The Kremlin acknowledged the Ukrainian strikes, with Putin’s spokesman Dmitry Peskov saying on Sunday in an interview that Moscow was open to dialogue with the European Union over the war.  

However, while Russian state channels briefly reported the Ukrainian strikes it was up to the so-called Russian patriot Telegram channels to acknowledge Ukraine’s increasing strike capabilities, with criticism aimed at the perceived ineffectiveness of Russian air defenses. 

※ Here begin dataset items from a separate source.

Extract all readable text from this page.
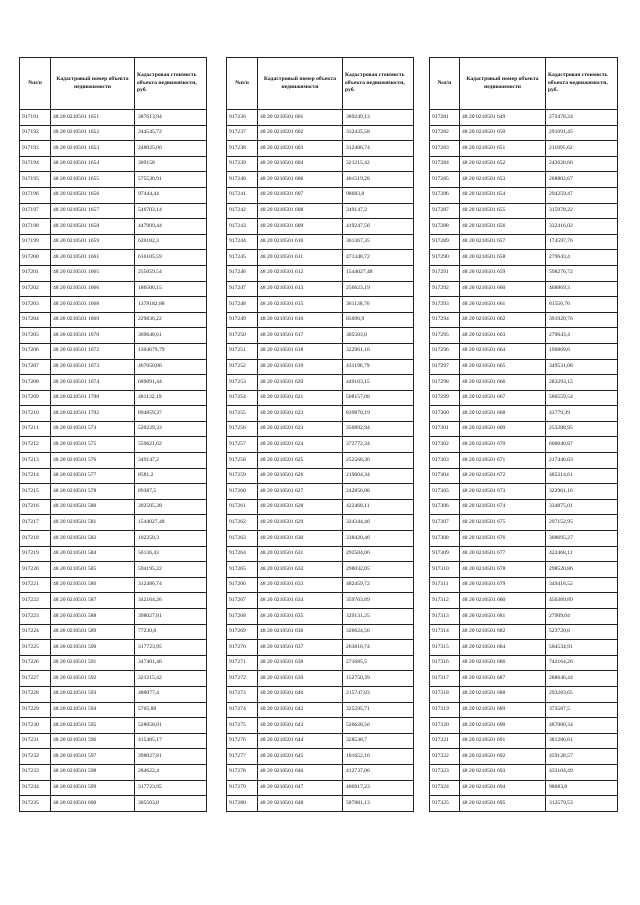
№п/п	Кадастровый номер объекта недвижимости	Кадастровая стоимость объекта недвижимости, руб.
917191	48 20 0210501 1651	387613,94
917192	48 20 0210501 1652	344545,72
917193	48 20 0210501 1653	248025,06
917194	48 20 0210501 1654	309158
917195	48 20 0210501 1655	575530,91
917196	48 20 0210501 1656	97444,44
917197	48 20 0210501 1657	546703,14
917198	48 20 0210501 1658	447909,44
917199	48 20 0210501 1659	620182,3
917200	48 20 0210501 1661	616105,59
917201	48 20 0210501 1665	255059,54
917202	48 20 0210501 1666	186500,15
917203	48 20 0210501 1668	1378182,88
917204	48 20 0210501 1669	229836,22
917205	48 20 0210501 1670	369648,61
917206	48 20 0210501 1672	1304679,79
917207	48 20 0210501 1673	467050,86
917208	48 20 0210501 1674	689091,44
917209	48 20 0210501 1790	481132,19
917210	48 20 0210501 1792	894859,37
917211	48 20 0210501 574	520229,33
917212	48 20 0210501 575	559621,62
917213	48 20 0210501 576	349147,2
917214	48 20 0210501 577	8581,2
917215	48 20 0210501 578	89387,5
917216	48 20 0210501 580	202505,38
917217	48 20 0210501 581	1544027,48
917218	48 20 0210501 582	102250,3
917219	48 20 0210501 584	56136,43
917220	48 20 0210501 585	594195,22
917221	48 20 0210501 586	312486,74
917222	48 20 0210501 587	342164,26
917223	48 20 0210501 588	398027,81
917224	48 20 0210501 589	77230,8
917225	48 20 0210501 590	317723,95
917226	48 20 0210501 591	347401,46
917227	48 20 0210501 592	321215,42
917228	48 20 0210501 593	480077,4
917229	48 20 0210501 594	5765,88
917230	48 20 0210501 595	528058,01
917231	48 20 0210501 596	415485,17
917232	48 20 0210501 597	398027,81
917233	48 20 0210501 598	284622,4
917234	48 20 0210501 599	317723,95
917235	48 20 0210501 600	305503,8
№п/п	Кадастровый номер объекта недвижимости	Кадастровая стоимость объекта недвижимости, руб.
917236	48 20 0210501 601	389249,13
917237	48 20 0210501 602	332435,58
917238	48 20 0210501 603	312486,74
917239	48 20 0210501 604	321215,42
917240	48 20 0210501 606	401519,28
917241	48 20 0210501 607	98683,8
917242	48 20 0210501 608	349147,2
917243	48 20 0210501 609	419247,56
917244	48 20 0210501 610	361367,35
917245	48 20 0210501 611	471348,72
917246	48 20 0210501 612	1544027,48
917247	48 20 0210501 613	256623,19
917248	48 20 0210501 615	361138,76
917249	48 20 0210501 616	85696,9
917250	48 20 0210501 617	305503,8
917251	48 20 0210501 618	322961,16
917252	48 20 0210501 619	431196,79
917253	48 20 0210501 620	449103,15
917254	48 20 0210501 621	508157,08
917255	48 20 0210501 622	839870,19
917256	48 20 0210501 623	350892,94
917257	48 20 0210501 624	372772,34
917258	48 20 0210501 625	252568,36
917259	48 20 0210501 626	219604,34
917260	48 20 0210501 627	242856,88
917261	48 20 0210501 628	422468,11
917262	48 20 0210501 629	324344,46
917263	48 20 0210501 630	338420,46
917264	48 20 0210501 631	292504,06
917265	48 20 0210501 632	298032,05
917266	48 20 0210501 633	482459,72
917267	48 20 0210501 634	359763,89
917268	48 20 0210501 635	329131,25
917269	48 20 0210501 636	326624,56
917270	48 20 0210501 637	263816,74
917271	48 20 0210501 638	271685,5
917272	48 20 0210501 639	152750,39
917273	48 20 0210501 640	215747,83
917274	48 20 0210501 642	325595,71
917275	48 20 0210501 643	526628,56
917276	48 20 0210501 644	328538,7
917277	48 20 0210501 645	181652,16
917278	48 20 0210501 646	412737,06
917279	48 20 0210501 647	400917,23
917280	48 20 0210501 648	587881,13
№п/п	Кадастровый номер объекта недвижимости	Кадастровая стоимость объекта недвижимости, руб.
917281	48 20 0210501 649	272478,24
917282	48 20 0210501 650	291691,45
917283	48 20 0210501 651	211895,62
917284	48 20 0210501 652	242628,66
917285	48 20 0210501 653	268802,67
917286	48 20 0210501 654	294259,47
917287	48 20 0210501 655	315978,22
917288	48 20 0210501 656	332416,02
917289	48 20 0210501 657	174597,76
917290	48 20 0210501 658	279643,4
917291	48 20 0210501 659	598276,72
917292	48 20 0210501 660	468869,3
917293	48 20 0210501 661	81556,76
917294	48 20 0210501 662	391920,76
917295	48 20 0210501 663	279643,4
917296	48 20 0210501 664	196869,6
917297	48 20 0210501 665	349531,08
917298	48 20 0210501 666	283293,15
917299	48 20 0210501 667	580559,54
917300	48 20 0210501 668	43779,39
917301	48 20 0210501 669	253288,95
917302	48 20 0210501 670	600040,87
917303	48 20 0210501 671	217446,63
917304	48 20 0210501 672	485314,61
917305	48 20 0210501 673	322961,16
917306	48 20 0210501 674	334875,01
917307	48 20 0210501 675	297152,95
917308	48 20 0210501 676	308695,27
917309	48 20 0210501 677	422468,11
917310	48 20 0210501 678	298520,86
917311	48 20 0210501 679	349418,52
917312	48 20 0210501 680	450389,89
917313	48 20 0210501 681	27909,04
917314	48 20 0210501 682	523720,8
917315	48 20 0210501 684	504534,91
917316	48 20 0210501 686	742164,26
917317	48 20 0210501 687	288646,44
917318	48 20 0210501 688	293283,65
917319	48 20 0210501 689	373587,5
917320	48 20 0210501 690	487080,34
917321	48 20 0210501 691	381286,61
917322	48 20 0210501 692	459128,57
917323	48 20 0210501 693	433104,49
917324	48 20 0210501 694	98683,8
917325	48 20 0210501 695	312579,53
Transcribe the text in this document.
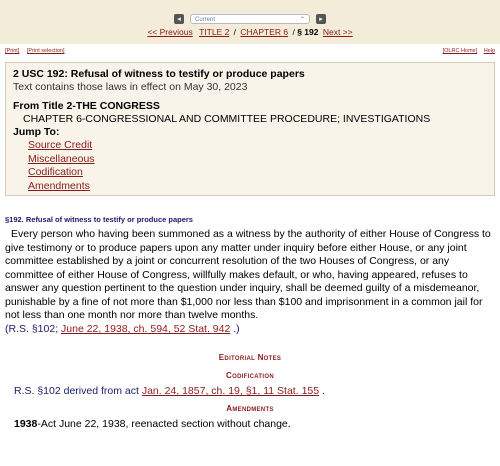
◂	Current	⌃	▸
<< Previous TITLE 2 / CHAPTER 6 / § 192 Next >>
[Print] [Print selection]	[OLRC Home] Help
2 USC 192: Refusal of witness to testify or produce papers
Text contains those laws in effect on May 30, 2023
From Title 2-THE CONGRESS
CHAPTER 6-CONGRESSIONAL AND COMMITTEE PROCEDURE; INVESTIGATIONS
Jump To:
Source Credit
Miscellaneous
Codification
Amendments
§192. Refusal of witness to testify or produce papers
Every person who having been summoned as a witness by the authority of either House of Congress to give testimony or to produce papers upon any matter under inquiry before either House, or any joint committee established by a joint or concurrent resolution of the two Houses of Congress, or any committee of either House of Congress, willfully makes default, or who, having appeared, refuses to answer any question pertinent to the question under inquiry, shall be deemed guilty of a misdemeanor, punishable by a fine of not more than $1,000 nor less than $100 and imprisonment in a common jail for not less than one month nor more than twelve months.
(R.S. §102; June 22, 1938, ch. 594, 52 Stat. 942 .)
Editorial Notes
Codification
R.S. §102 derived from act Jan. 24, 1857, ch. 19, §1, 11 Stat. 155 .
Amendments
1938-Act June 22, 1938, reenacted section without change.
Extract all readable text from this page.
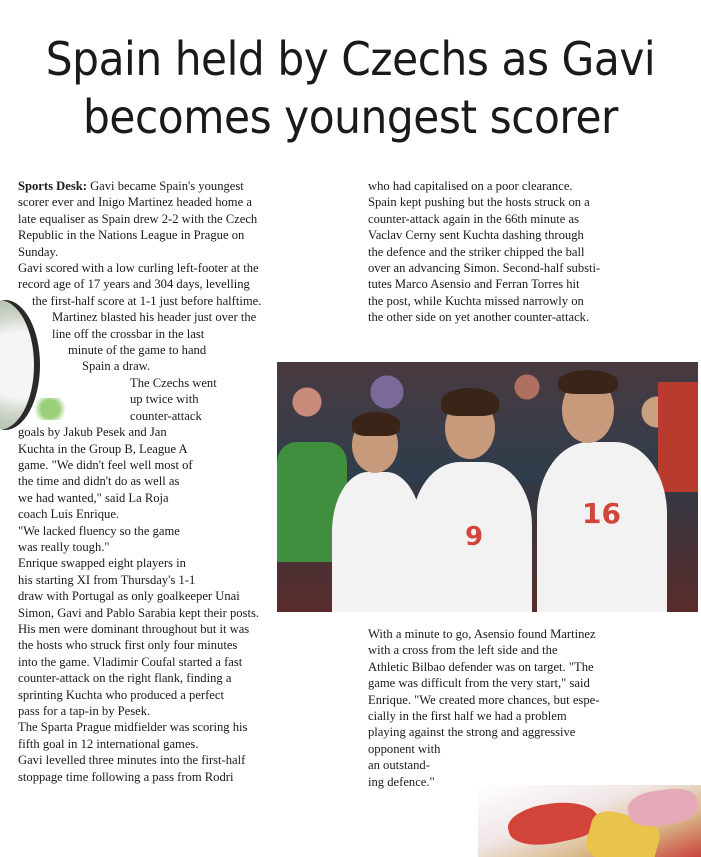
Spain held by Czechs as Gavi
becomes youngest scorer

Sports Desk: Gavi became Spain's youngest

scorer ever and Inigo Martinez headed home a
late equaliser as Spain drew 2-2 with the Czech
Republic in the Nations League in Prague on
Sunday.
Gavi scored with a low curling left-footer at the
record age of 17 years and 304 days, levelling
the first-half score at 1-1 just before halftime.
Martinez blasted his header just over the
line off the crossbar in the last
minute of the game to hand
Spain a draw.
The Czechs went
up twice with
counter-attack
goals by Jakub Pesek and Jan
Kuchta in the Group B, League A
game. "We didn't feel well most of
the time and didn't do as well as
we had wanted," said La Roja
coach Luis Enrique.
"We lacked fluency so the game
was really tough."
Enrique swapped eight players in
his starting XI from Thursday's 1-1
draw with Portugal as only goalkeeper Unai
Simon, Gavi and Pablo Sarabia kept their posts.
His men were dominant throughout but it was
the hosts who struck first only four minutes
into the game. Vladimir Coufal started a fast
counter-attack on the right flank, finding a
sprinting Kuchta who produced a perfect
pass for a tap-in by Pesek.
The Sparta Prague midfielder was scoring his
fifth goal in 12 international games.
Gavi levelled three minutes into the first-half
stoppage time following a pass from Rodri
who had capitalised on a poor clearance.
Spain kept pushing but the hosts struck on a
counter-attack again in the 66th minute as
Vaclav Cerny sent Kuchta dashing through
the defence and the striker chipped the ball
over an advancing Simon. Second-half substi-
tutes Marco Asensio and Ferran Torres hit
the post, while Kuchta missed narrowly on
the other side on yet another counter-attack.
9
16
With a minute to go, Asensio found Martinez
with a cross from the left side and the
Athletic Bilbao defender was on target. "The
game was difficult from the very start," said
Enrique. "We created more chances, but espe-
cially in the first half we had a problem
playing against the strong and aggressive
opponent with
an outstand-
ing defence."
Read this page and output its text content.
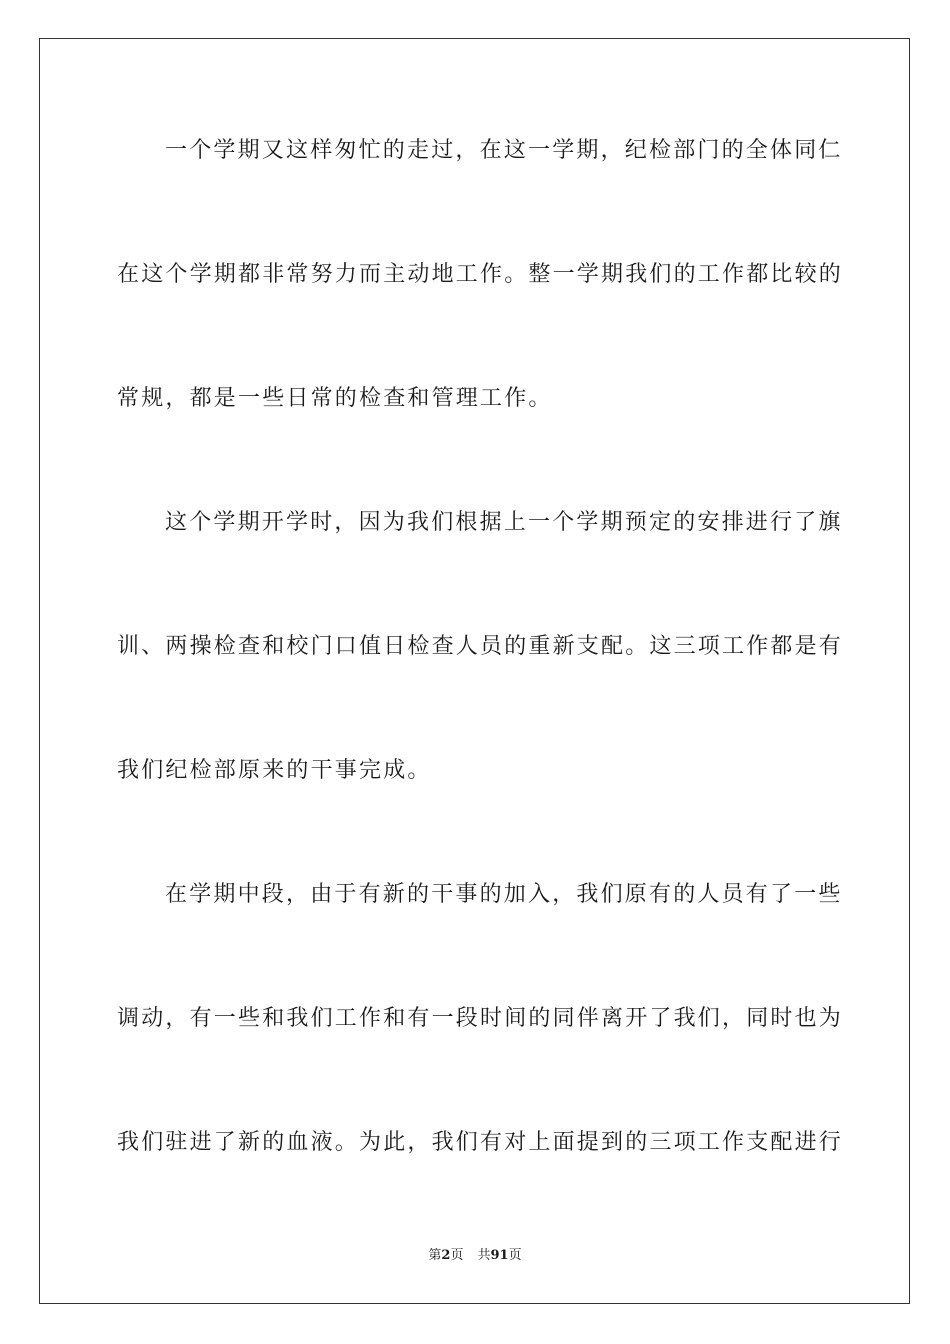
一个学期又这样匆忙的走过，在这一学期，纪检部门的全体同仁
在这个学期都非常努力而主动地工作。整一学期我们的工作都比较的
常规，都是一些日常的检查和管理工作。
这个学期开学时，因为我们根据上一个学期预定的安排进行了旗
训、两操检查和校门口值日检查人员的重新支配。这三项工作都是有
我们纪检部原来的干事完成。
在学期中段，由于有新的干事的加入，我们原有的人员有了一些
调动，有一些和我们工作和有一段时间的同伴离开了我们，同时也为
我们驻进了新的血液。为此，我们有对上面提到的三项工作支配进行
第2页 共91页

One milblogger condemned shutdowns of mobile internet in the Russian capital as ineffective in curbing Ukrainian strikes. Others criticized Peskov’s response as inadequate and called for a unified air defense network and early-warning system around Moscow.

The ISW said the weekend’s strikes “proved that Russia is unable to effectively defend the Russian capital.” 

“No air defense can fully protect such a vast space against repeated, relatively cheap, adaptable drone attacks,” Colson said. “Ukraine may not be breaking Russia at the front, but it is increasingly able to expose Russia’s vulnerability at home.”

Ukraine’s Growing Momentum 

Zelensky’s evening address on Sunday also described how Ukraine had been conducting more active battlefield operations over the weekend as he touted a “visible” shift in momentum.  

Ukrainian Commander-in-Chief Oleksandr Syrskyi said that momentum along the front line has shifted during a counteroffensive by Kyiv in which Ukrainian forces say they captured more territory in February than Russian troops. 

Zelensky said Kyiv’s forces had liberated around 154 square miles of Russian-occupied territory in eastern parts of the Zaporizhzhia and Dnipropetrovsk regions as of March, although this has not been independently confirmed.  

“The strikes and battlefield gains give Ukraine additional leverage in negotiations amid constant waves of Russian propaganda insisting that Moscow will inevitably win, that Ukraine is losing the war, and therefore must cede territory,” Revishvili said.

He added: “Despite the significant challenges and vulnerabilities that remain for the Ukrainian Armed Forces in certain sectors along the frontline, at this stage of the war it can be cautiously stated that Kyiv is gradually beginning to turn the tide in its favor.”